Copy/remove the strongswan.d config as root

The strongswan.d config dir (usually /etc/strongswan.d) is usually owned by root but the neutron-vpn-agent may run as non-root so the files need to be copied as root to not get a "permission denied" error. Change-Id: I40785f8c89b304efdf0f95469ec5a2d57b0cad60 Closes-Bug: #1586986 (cherry picked from commit beff6e945c)
2016-05-30 11:52:43 +02:00 · 2016-05-30 11:52:43 +02:00 · 49ecc81bc2
parent 64cdae8b7e
commit 49ecc81bc2
3 changed files with 11 additions and 5 deletions
--- a/etc/neutron/rootwrap.d/vpnaas.filters
+++ b/etc/neutron/rootwrap.d/vpnaas.filters
@ -8,9 +8,11 @@

 [Filters]

+cp: RegExpFilter, cp, root, cp, -a, .*, .*/strongswan.d
 ip: IpFilter, ip, root
 ip_exec: IpNetnsExecFilter, ip, root
 ipsec: CommandFilter, ipsec, root
+rm: RegExpFilter, rm, root, rm, -rf, (.*/strongswan.d|.*/ipsec/[0-9a-z-]+)
 strongswan: CommandFilter, strongswan, root
 neutron_netns_wrapper: CommandFilter, neutron-vpn-netns-wrapper, root
 neutron_netns_wrapper_local: CommandFilter, /usr/local/bin/neutron-vpn-netns-wrapper, root
--- a/neutron_vpnaas/services/vpn/device_drivers/ipsec.py
+++ b/neutron_vpnaas/services/vpn/device_drivers/ipsec.py
@ -16,7 +16,6 @@ import abc
 import copy
 import os
 import re
-import shutil
 import six
 import socket

@ -24,6 +23,7 @@ import eventlet
 import jinja2
 import netaddr
 from neutron.agent.linux import ip_lib
+from neutron.agent.linux import utils as agent_utils
 from neutron.api.v2 import attributes
 from neutron.common import rpc as n_rpc
 from neutron.common import utils as n_utils
@ -217,7 +217,8 @@ class BaseSwanProcess(object):

    def remove_config(self):
        """Remove whole config file."""
-        shutil.rmtree(self.config_dir, ignore_errors=True)
+        agent_utils.execute(
+            cmd=["rm", "-rf", self.config_dir], run_as_root=True)

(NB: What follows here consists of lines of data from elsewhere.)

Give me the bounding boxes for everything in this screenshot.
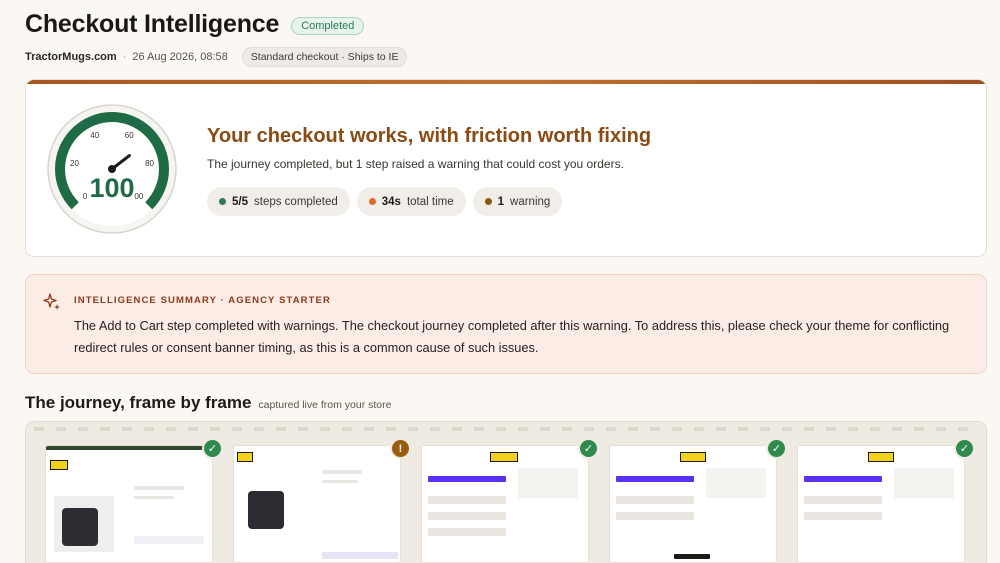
separator-dot: · [122, 51, 127, 63]
summary-label: INTELLIGENCE SUMMARY · AGENCY STARTER [74, 295, 331, 306]
gauge-tick-label: 40 [90, 131, 99, 140]
score-gauge: 0 20 40 60 80 00 100 [47, 104, 177, 234]
frame-4-check-icon: ✓ [768, 440, 785, 457]
status-dot [219, 198, 226, 205]
shot-form-field [616, 512, 694, 520]
shot-continue-button [674, 554, 710, 559]
shot-logo [680, 452, 706, 462]
gauge-needle-hub [108, 165, 116, 173]
stat-label: warning [510, 195, 551, 208]
stat-steps-completed: 5/5 steps completed [207, 187, 350, 216]
shot-cart-button [134, 536, 204, 544]
title-row: Checkout Intelligence Completed [25, 10, 975, 39]
score-subtitle: The journey completed, but 1 step raised… [207, 157, 624, 171]
status-dot [484, 198, 492, 205]
shot-text-line [134, 496, 174, 499]
gauge-tick-label: 80 [145, 159, 154, 168]
shot-logo [237, 452, 253, 462]
journey-frame-shipping[interactable] [609, 445, 777, 563]
shot-logo [868, 452, 894, 462]
shot-pay-buttons [804, 476, 882, 482]
gauge-tick-label: 60 [125, 131, 134, 140]
score-value: 100 [89, 173, 134, 203]
shot-text-line [134, 486, 184, 490]
meta-row: TractorMugs.com · 26 Aug 2026, 08:58 Sta… [25, 47, 975, 67]
frame-3-check-icon: ✓ [580, 440, 597, 457]
shot-order-summary [518, 468, 578, 498]
frame-2-warning-icon: ! [392, 440, 409, 457]
gauge-tick-label: 0 [83, 192, 88, 201]
shot-cart-button [322, 552, 398, 559]
shot-nav-bar [46, 446, 212, 450]
shot-form-field [428, 496, 506, 504]
shot-mug [62, 508, 98, 546]
frame-5-check-icon: ✓ [956, 440, 973, 457]
journey-frame-payment[interactable] [797, 445, 965, 563]
shot-text-line [322, 470, 362, 474]
stat-value: 5/5 [232, 195, 248, 208]
page-header: Checkout Intelligence Completed TractorM… [25, 10, 975, 67]
gauge-tick-label: 00 [134, 192, 143, 201]
journey-heading: The journey, frame by frame captured liv… [25, 393, 391, 413]
stat-value: 1 [497, 195, 505, 208]
journey-title: The journey, frame by frame [25, 393, 252, 412]
shot-form-field [428, 512, 506, 520]
summary-text: The Add to Cart step completed with warn… [74, 318, 950, 355]
journey-frame-add-to-cart[interactable] [233, 445, 401, 563]
intelligence-summary: INTELLIGENCE SUMMARY · AGENCY STARTER Th… [25, 274, 987, 374]
journey-frame-product[interactable] [45, 445, 213, 563]
stat-total-time: 34s total time [356, 187, 466, 216]
checkout-mode-chip: Standard checkout · Ships to IE [241, 47, 408, 67]
shot-form-field [616, 496, 694, 504]
status-badge: Completed [291, 17, 365, 35]
shot-pay-buttons [428, 476, 506, 482]
shot-logo [50, 460, 68, 470]
status-dot [368, 198, 376, 205]
journey-filmstrip[interactable]: ✓ ! ✓ ✓ ✓ [25, 421, 987, 563]
film-sprockets [34, 427, 978, 431]
shot-logo [490, 452, 518, 462]
stats-row: 5/5 steps completed 34s total time 1 war… [207, 187, 563, 216]
run-timestamp: 26 Aug 2026, 08:58 [132, 51, 228, 63]
shot-form-field [428, 528, 506, 536]
frame-1-check-icon: ✓ [204, 440, 221, 457]
stat-label: total time [406, 195, 454, 208]
score-card: 0 20 40 60 80 00 100 Your checkout works, wit… [25, 79, 987, 257]
sparkle-icon [43, 293, 60, 310]
score-verdict: Your checkout works, with friction worth… [207, 125, 652, 147]
stat-value: 34s [381, 195, 401, 208]
gauge-tick-label: 20 [70, 159, 79, 168]
stat-label: steps completed [254, 195, 338, 208]
journey-subtitle: captured live from your store [258, 399, 392, 411]
shot-text-line [322, 480, 358, 483]
shot-form-field [804, 496, 882, 504]
page-title: Checkout Intelligence [25, 10, 280, 38]
store-name: TractorMugs.com [25, 51, 117, 63]
stat-warnings: 1 warning [472, 187, 563, 216]
shot-order-summary [894, 468, 954, 498]
shot-product-image [248, 491, 284, 529]
journey-frame-checkout[interactable] [421, 445, 589, 563]
shot-pay-buttons [616, 476, 694, 482]
score-card-accent-bar [26, 80, 986, 84]
shot-order-summary [706, 468, 766, 498]
shot-form-field [804, 512, 882, 520]
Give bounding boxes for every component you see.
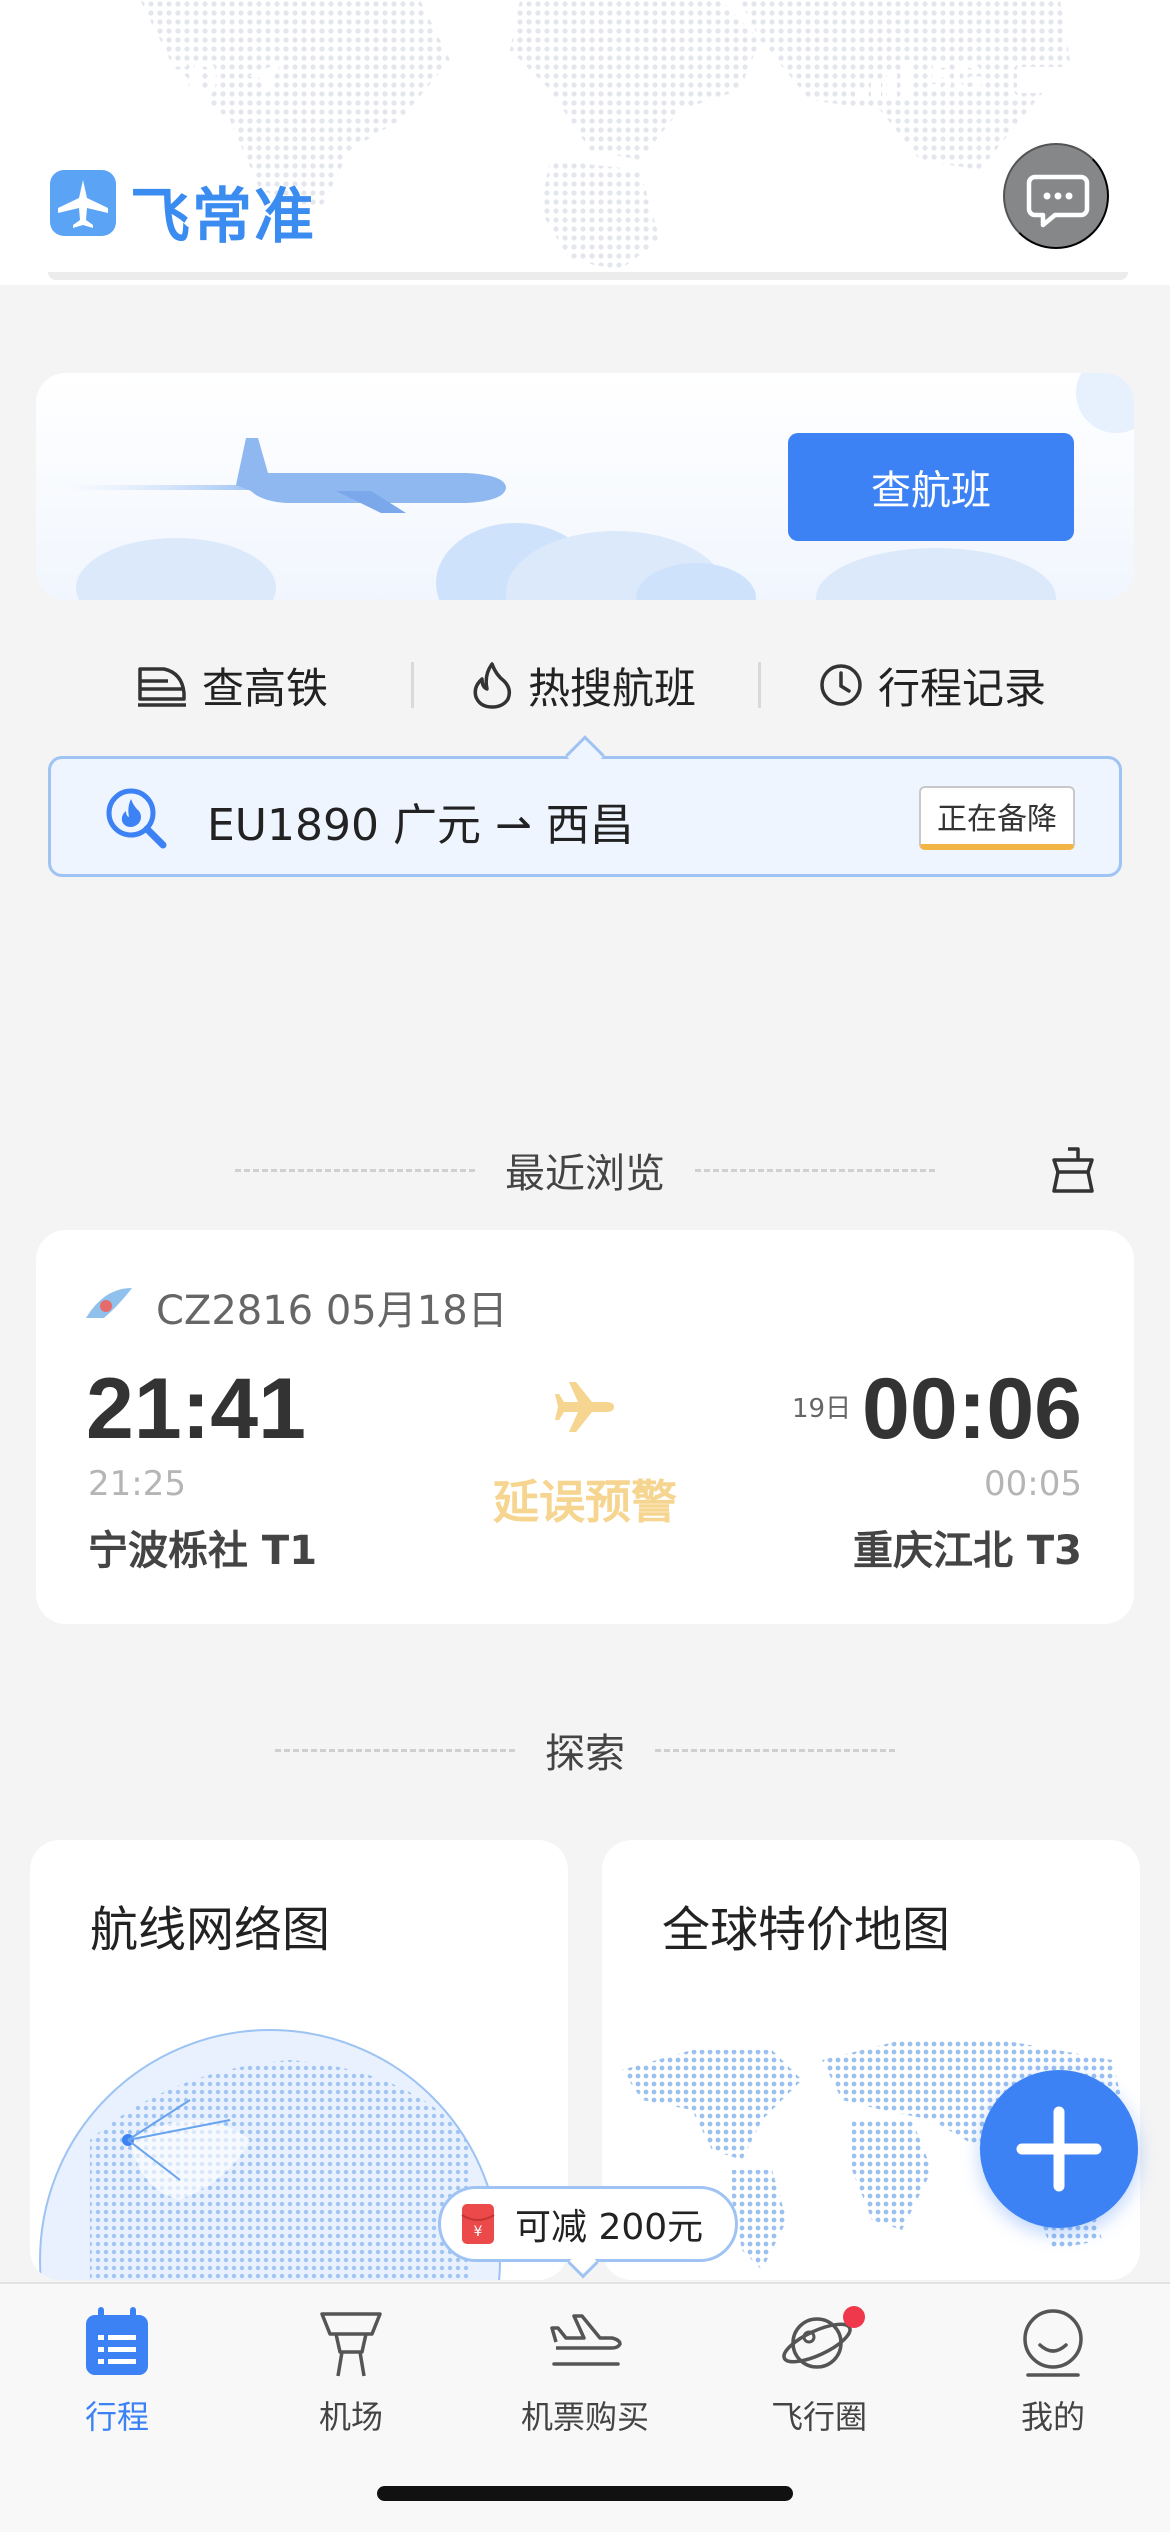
- header-divider: [48, 272, 1128, 280]
- section-title: 最近浏览: [505, 1151, 665, 1197]
- hot-search-icon: [106, 788, 167, 849]
- recent-section-header: 最近浏览: [0, 1140, 1170, 1200]
- tab-mine[interactable]: 我的: [936, 2298, 1170, 2448]
- tab-label: 机场: [318, 2398, 383, 2436]
- tab-label: 行程: [84, 2398, 149, 2436]
- card-title: 全球特价地图: [662, 1902, 951, 1958]
- separator: [758, 662, 761, 708]
- section-title: 探索: [545, 1731, 625, 1777]
- battery-icon: [1010, 60, 1087, 100]
- coupon-tooltip[interactable]: ¥ 可减 200元: [438, 2186, 738, 2262]
- svg-text:¥: ¥: [474, 2224, 483, 2240]
- flight-search-banner: 查航班: [36, 373, 1134, 600]
- divider: [695, 1168, 935, 1172]
- header: 20:50 5G 飞常准: [0, 0, 1170, 285]
- coupon-text: 可减 200元: [515, 2207, 704, 2248]
- status-time: 20:50: [90, 51, 218, 107]
- planned-arrival-time: 00:05: [984, 1464, 1082, 1504]
- chat-bubble-icon: [1026, 174, 1090, 228]
- divider: [655, 1748, 895, 1752]
- smiley-icon: [1023, 2309, 1083, 2377]
- departure-time: 21:41: [86, 1361, 306, 1457]
- home-indicator: [377, 2486, 793, 2501]
- quick-link-label: 查高铁: [202, 663, 329, 713]
- plane-ticket-icon: [550, 2314, 622, 2366]
- quick-link-label: 行程记录: [878, 663, 1047, 713]
- tab-itinerary[interactable]: 行程: [0, 2298, 234, 2448]
- app-logo-icon: [50, 170, 116, 236]
- divider: [235, 1168, 475, 1172]
- notification-dot: [843, 2306, 865, 2328]
- app-name: 飞常准: [130, 182, 316, 252]
- airline-logo-icon: [86, 1288, 132, 1318]
- status-bar: 20:50 5G: [0, 40, 1170, 120]
- quick-link-hot-flights[interactable]: 热搜航班: [470, 640, 696, 730]
- arrival-time: 00:06: [862, 1361, 1082, 1457]
- flight-number-date: CZ2816 05月18日: [156, 1288, 508, 1334]
- arrival-airport: 重庆江北 T3: [852, 1528, 1082, 1574]
- tab-label: 机票购买: [520, 2398, 649, 2436]
- tab-label: 飞行圈: [770, 2398, 867, 2436]
- arrival-day: 19日: [792, 1394, 852, 1424]
- hot-flight-text: EU1890 广元 ⇀ 西昌: [207, 800, 634, 851]
- network-type: 5G: [930, 56, 984, 100]
- recent-flight-card[interactable]: CZ2816 05月18日 21:41 21:25 宁波栎社 T1 延误预警 1…: [36, 1230, 1134, 1624]
- quick-link-train[interactable]: 查高铁: [136, 640, 328, 730]
- divider: [275, 1748, 515, 1752]
- clear-history-icon[interactable]: [1048, 1146, 1098, 1194]
- red-envelope-icon: ¥: [461, 2204, 495, 2244]
- airplane-icon: [555, 1382, 614, 1432]
- plus-icon: [1016, 2106, 1102, 2192]
- tab-flying-circle[interactable]: 飞行圈: [702, 2298, 936, 2448]
- separator: [411, 662, 414, 708]
- tab-buy-tickets[interactable]: 机票购买: [468, 2298, 702, 2448]
- status-badge: 正在备降: [919, 786, 1075, 850]
- quick-link-history[interactable]: 行程记录: [818, 640, 1046, 730]
- location-arrow-icon: [249, 62, 281, 94]
- tab-airport[interactable]: 机场: [234, 2298, 468, 2448]
- flame-icon: [473, 662, 512, 709]
- clock-icon: [820, 664, 862, 706]
- signal-icon: [855, 60, 913, 100]
- add-trip-button[interactable]: [980, 2070, 1138, 2228]
- quick-link-label: 热搜航班: [528, 663, 697, 713]
- control-tower-icon: [320, 2312, 382, 2377]
- train-icon: [138, 667, 186, 707]
- calendar-list-icon: [86, 2307, 148, 2375]
- tab-label: 我的: [1020, 2398, 1085, 2436]
- explore-section-header: 探索: [0, 1720, 1170, 1780]
- search-flight-button[interactable]: 查航班: [788, 433, 1074, 541]
- message-button[interactable]: [1003, 143, 1109, 249]
- quick-links: 查高铁 热搜航班 行程记录: [36, 640, 1134, 730]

    def _get_config_filename(self, kind):
        config_dir = self.etc_dir
--- a/neutron_vpnaas/services/vpn/device_drivers/strongswan_ipsec.py
+++ b/neutron_vpnaas/services/vpn/device_drivers/strongswan_ipsec.py
@ -14,11 +14,11 @@
 #    under the License.

 import os
-import shutil

 from oslo_config import cfg

 from neutron.agent.linux import ip_lib
+from neutron.agent.linux import utils
 from neutron.plugins.common import constants

 from neutron_vpnaas._i18n import _
@ -111,9 +111,12 @@ class StrongSwanProcess(ipsec.BaseSwanProcess):
            extra_ok_codes=extra_ok_codes)

    def copy_and_overwrite(self, from_path, to_path):
+        # NOTE(toabctl): the agent may run as non-root user, so rm/copy as root
        if os.path.exists(to_path):
-            shutil.rmtree(to_path)
-        shutil.copytree(from_path, to_path)
+            utils.execute(
+                cmd=["rm", "-rf", to_path], run_as_root=True)
+        utils.execute(
+            cmd=["cp", "-a", from_path, to_path], run_as_root=True)

    def ensure_configs(self):
        """Generate config files which are needed for StrongSwan.